情シスの面接で失敗しないために、事前に整理するべき5項目
複数の企業の情シスで10年以上はたらいており、この間、週に少なくとも2回は中途採用の面接をしています。単純計算で週2で10年とするならば、960名の方とお会いしています。実際はもっと多いです。

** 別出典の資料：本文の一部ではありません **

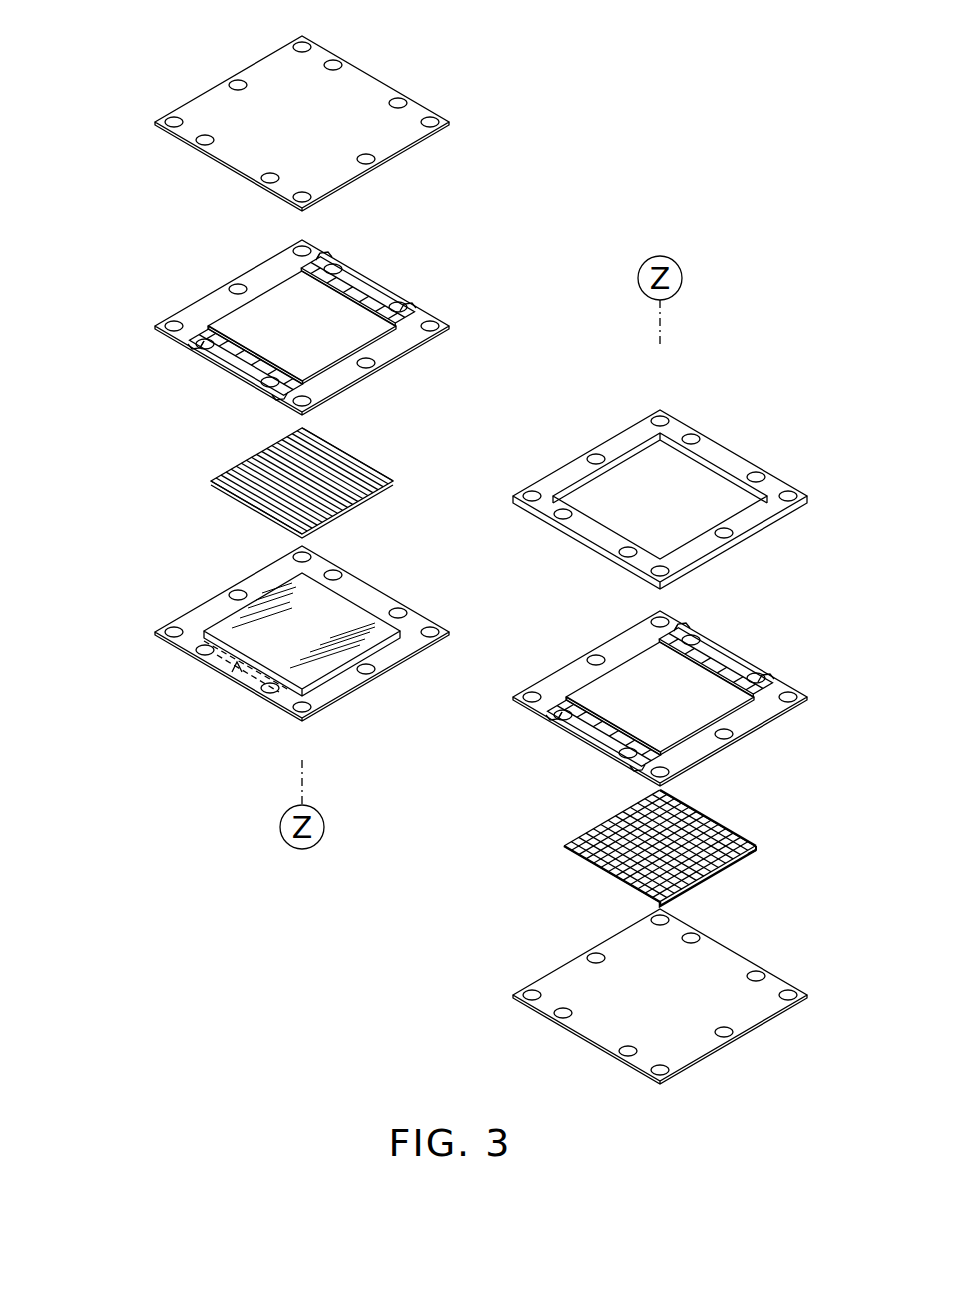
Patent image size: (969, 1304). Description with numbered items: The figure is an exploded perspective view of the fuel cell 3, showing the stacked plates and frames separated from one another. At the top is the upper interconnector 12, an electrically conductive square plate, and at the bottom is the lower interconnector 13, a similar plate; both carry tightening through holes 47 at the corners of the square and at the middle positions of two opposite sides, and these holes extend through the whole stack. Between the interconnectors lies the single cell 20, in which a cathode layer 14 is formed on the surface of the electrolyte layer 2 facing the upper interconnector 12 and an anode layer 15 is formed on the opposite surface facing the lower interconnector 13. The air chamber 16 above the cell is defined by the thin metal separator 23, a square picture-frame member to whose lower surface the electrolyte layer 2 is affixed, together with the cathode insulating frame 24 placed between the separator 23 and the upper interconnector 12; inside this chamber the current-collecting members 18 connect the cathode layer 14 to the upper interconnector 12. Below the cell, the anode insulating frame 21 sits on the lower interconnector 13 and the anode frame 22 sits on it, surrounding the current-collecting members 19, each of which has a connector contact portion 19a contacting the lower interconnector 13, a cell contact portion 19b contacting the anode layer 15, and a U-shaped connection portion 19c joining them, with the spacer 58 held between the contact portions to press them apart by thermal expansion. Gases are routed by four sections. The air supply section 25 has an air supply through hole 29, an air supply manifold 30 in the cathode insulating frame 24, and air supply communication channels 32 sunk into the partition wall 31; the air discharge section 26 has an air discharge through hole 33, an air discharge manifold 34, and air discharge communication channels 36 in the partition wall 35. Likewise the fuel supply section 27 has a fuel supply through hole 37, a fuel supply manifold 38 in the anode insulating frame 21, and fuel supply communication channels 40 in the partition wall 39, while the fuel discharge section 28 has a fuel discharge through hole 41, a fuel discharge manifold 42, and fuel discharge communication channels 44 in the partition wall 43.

The fuel cell 3 is at (620, 118).
The electrolyte layer 2 is at (200, 648).
The upper interconnector 12 is at (353, 87).
The lower interconnector 13 is at (718, 950).
The cathode layer 14 is at (333, 608).
The anode layer 15 is at (262, 690).
The air chamber 16 is at (378, 333).
The current-collecting members 18 is at (362, 462).
The current-collecting members 19 is at (562, 845).
The connector contact portion 19a is at (725, 870).
The cell contact portion 19b is at (734, 830).
The connection portion 19c is at (755, 836).
The single cell 20 is at (235, 672).
The anode gas channel forming insulating frame 21 is at (765, 722).
The anode frame 22 is at (770, 522).
The separator 23 is at (398, 648).
The cathode gas channel forming insulating frame 24 is at (208, 304).
The air supply section 25 is at (393, 298).
The air discharge section 26 is at (248, 370).
The fuel supply section 27 is at (737, 660).
The fuel discharge section 28 is at (568, 736).
The air supply through hole 29 is at (696, 933).
The air supply manifold 30 is at (325, 262).
The partition wall 31 is at (330, 272).
The air supply communication channels 32 is at (368, 314).
The air discharge through hole 33 is at (625, 1057).
The air discharge manifold 34 is at (200, 368).
The partition wall 35 is at (272, 355).
The air discharge communication channels 36 is at (236, 340).
The fuel supply through hole 37 is at (761, 971).
The fuel supply manifold 38 is at (688, 636).
The partition wall 39 is at (672, 650).
The fuel supply communication channels 40 is at (715, 682).
The fuel discharge through hole 41 is at (560, 1019).
The fuel discharge manifold 42 is at (605, 746).
The partition wall 43 is at (598, 712).
The fuel discharge communication channels 44 is at (620, 735).
The tightening through holes 47 is at (726, 1038).
The spacer 58 is at (592, 830).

採用側として、会社役員やメンバーなどさまざまな人と一緒に中途採用面接を行なっています。採用側が基本事項として聞きたいことは共通しており、それが次の5項目です。そして、この5項目が明確に答えられないと、面接官の誰かしらがNGを出す可能性が高いです。
- 「できること」と「やりたいこと」
- 「募集要項」と「企業情報」の情報整理
- 「転職理由」と「志望動機」
- 自分の強み
- 質問
これだけ面接をしていると、いろんな方をお会いします。かなりの頻度でこれら基本的な面接の準備ができていない方にお会いします。見てわかるとおり、これらは多くの方が学生時代に経験した就職活動のそれと同じです。
事前に整理するべき5項目の考え方・整理の仕方
この5項目はさらに分割すると、全部で8つの要素で構成されます。これらをしっかり考えていると、大抵の面接は乗り切れます。慣れないうちは大変ですがやればできます。ポイントは、これら8つには繋がりがあると言うことです。
❶「できること」と「やりたいこと」
中途採用は基本的に即戦力です。だからこそ、募集要項に対して自分ができることをしっかりと伝える必要があります。募集要項を全て満たすような人がいないことは採用側もわかっています。嘘つく必要はありません。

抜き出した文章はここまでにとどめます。